Linux backing is good news, bad news for Be

Red Hat Software's announcement of major funding from industry heavyweights might be making other alternative operating system companies green with envy. But one of them, Be Inc.

Red Hat Software's announcement of major funding from industry heavyweights might be making other alternative operating system companies green with envy. But one of them, Be Inc., is praising the news -- and promising to make its own splash in the coming months.

On Tuesday, Red Hat, distributor of the alternative OS Linux, unveiled backing from Intel, Netscape Communications and two venture capitalists, lending even more momentum to OSes other than those created by Microsoft.

Jean-Louis Gassee, founder of multimedia OS maker Be, said the news should help people think outside the Wintel box. "We are absolutely delighted about all of the interest around it," said Gassee, who's also a Linux user. "It creates confidence in the marketplace that you don't have to abide by the 'Windows takes all' philosophy."

The Red Hat announcement could set the stage for Be's upcoming news. In November, the company plans to unveil a new version of its OS. It also plans to pull back the curtains on a Japanese edition, a slew of new third-party applications developers and a few PC makers who will ship BeOS along with Windows in their new machines.

But Dataquest analyst James Staten said the spotlight on Linux may leave BeOS in the dark. "Any overall attention that the development community is giving to one operating system takes attention away from another," Staten said.

Though both Linux and BeOS are alternatives to the nearly ubiquitous Windows platform, the similarities end there. Linux is used more often as server software, and Red Hat has its eye on ISPs and large companies as its major customers. It's also part of the increasingly popular open-source software movement, meaning developers have access to the main Linux code and can suggest changes and build extensions to the OS. BeOS, on the other hand, is a proprietary OS aimed at multimedia computers. It lets users perform a host of advanced editing and other audio and video tasks.
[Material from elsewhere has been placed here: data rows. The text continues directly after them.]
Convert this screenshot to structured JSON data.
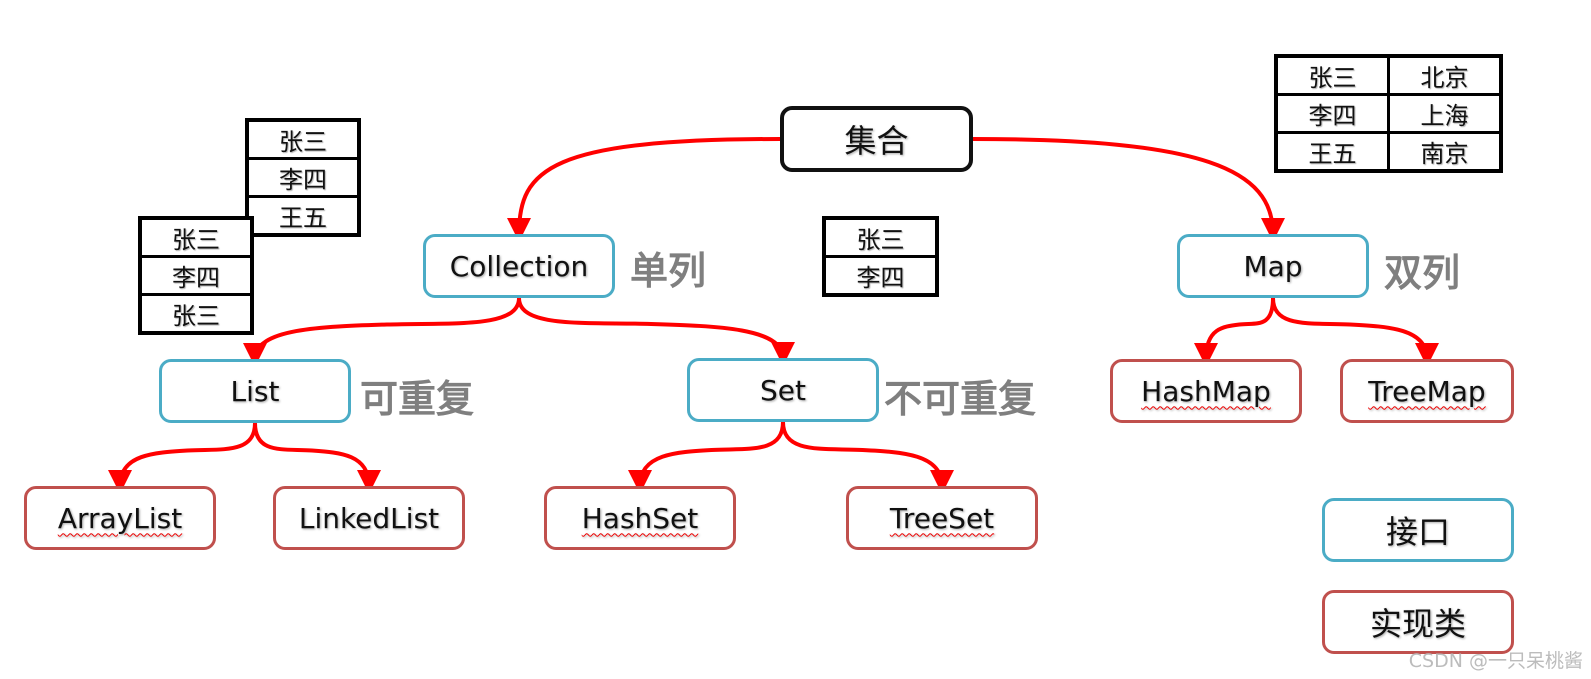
{
  "nodes": {
    "root": "集合",
    "collection": "Collection",
    "map": "Map",
    "list": "List",
    "set": "Set",
    "arraylist": "ArrayList",
    "linkedlist": "LinkedList",
    "hashset": "HashSet",
    "treeset": "TreeSet",
    "hashmap": "HashMap",
    "treemap": "TreeMap"
  },
  "notes": {
    "single_column": "单列",
    "double_column": "双列",
    "repeatable": "可重复",
    "not_repeatable": "不可重复"
  },
  "legend": {
    "interface": "接口",
    "implementation": "实现类"
  },
  "tables": {
    "list_example_back": [
      "张三",
      "李四",
      "王五"
    ],
    "list_example_front": [
      "张三",
      "李四",
      "张三"
    ],
    "set_example": [
      "张三",
      "李四"
    ],
    "map_example": [
      [
        "张三",
        "北京"
      ],
      [
        "李四",
        "上海"
      ],
      [
        "王五",
        "南京"
      ]
    ]
  },
  "edges": [
    [
      "root",
      "collection"
    ],
    [
      "root",
      "map"
    ],
    [
      "collection",
      "list"
    ],
    [
      "collection",
      "set"
    ],
    [
      "list",
      "arraylist"
    ],
    [
      "list",
      "linkedlist"
    ],
    [
      "set",
      "hashset"
    ],
    [
      "set",
      "treeset"
    ],
    [
      "map",
      "hashmap"
    ],
    [
      "map",
      "treemap"
    ]
  ],
  "colors": {
    "arrow": "#ff0000",
    "interface_border": "#4bacc6",
    "impl_border": "#c0504d",
    "note_text": "#7f7f7f"
  },
  "watermark": "CSDN @一只呆桃酱"
}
BeOS has relatively few users. But not so long ago, BeOS was the media darling, billed as a challenge to both Windows and the Mac, where it was originally designed to run. It ran into obstacles as the Mac clone market was cut off. The company adapted the OS to work on Intel machines and began touting BeOS as an enhancement to, rather than a replacement for, Windows.

What's more, many of the companies that have been a strong force behind BeOS have recently unveiled support for Linux, including Intel and Metrowerks Inc. Giga Information Group analyst Rob Enderle went so far as to sound the death knell for Be. He thinks Be lost its opportunity to slide into the space that Apple once occupied, now that Steve Jobs has come back to the company and raised its profile once again. "There is only so much room for an alternative, fully featured OS to get the hype. And unfortunately in this business it's all about hype," Enderle said. "Linux eclipses them."
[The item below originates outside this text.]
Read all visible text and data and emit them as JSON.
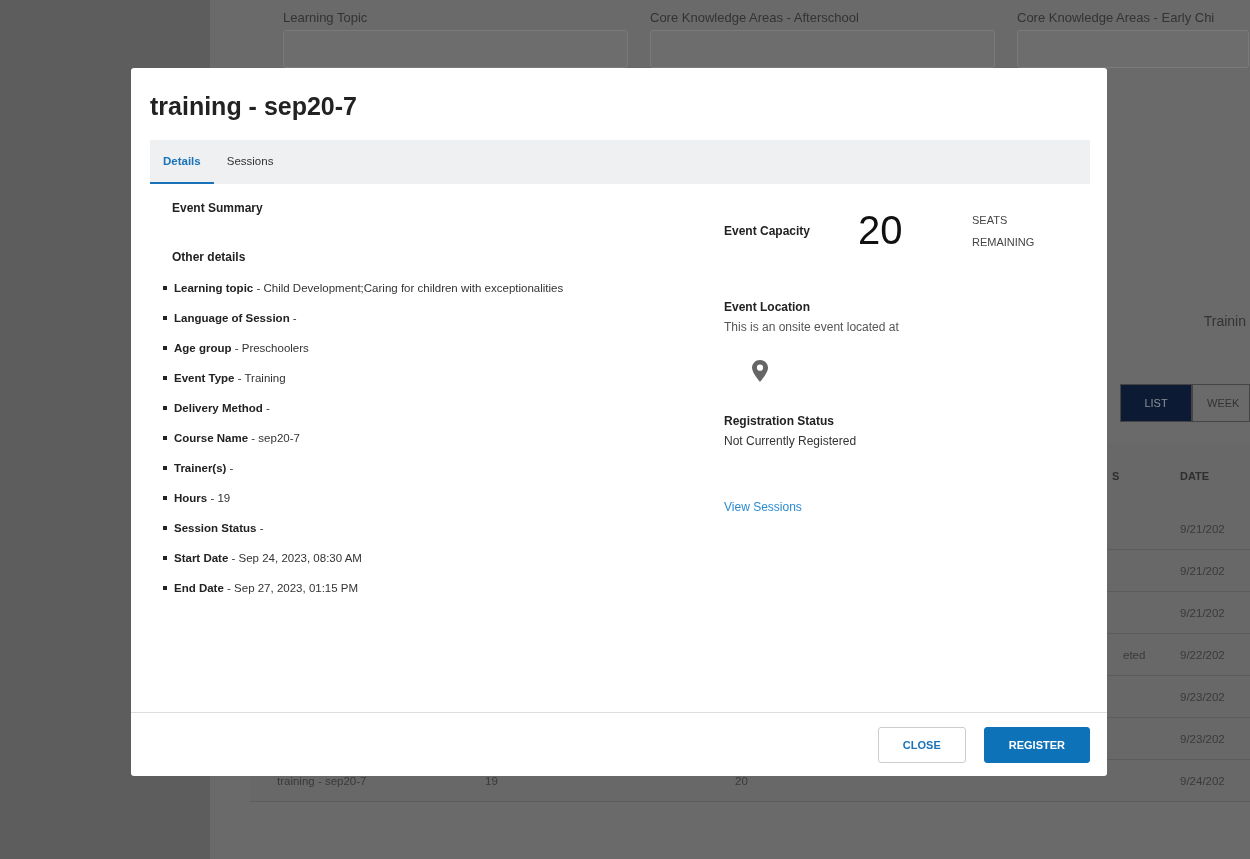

Enderle said Linux has differentiated itself from Windows not only through its features and stability but also through its open source model.

International Data Corp. analyst Dan Kuznetsky said Be has to put more marketing muscle behind its OS, which he describes as technologically sound, if it wants to succeed. "The history of computing is just littered with the bodies of companies that had wonderful products and lousy marketing," he said.

But Be chalked up such criticism to the fact that the company's been lying low and working on products instead of marketing. "To those critics, I say 'You're right, but give us a break,' " Gassee said. "We've been hiding out because we've had a lot of work to do."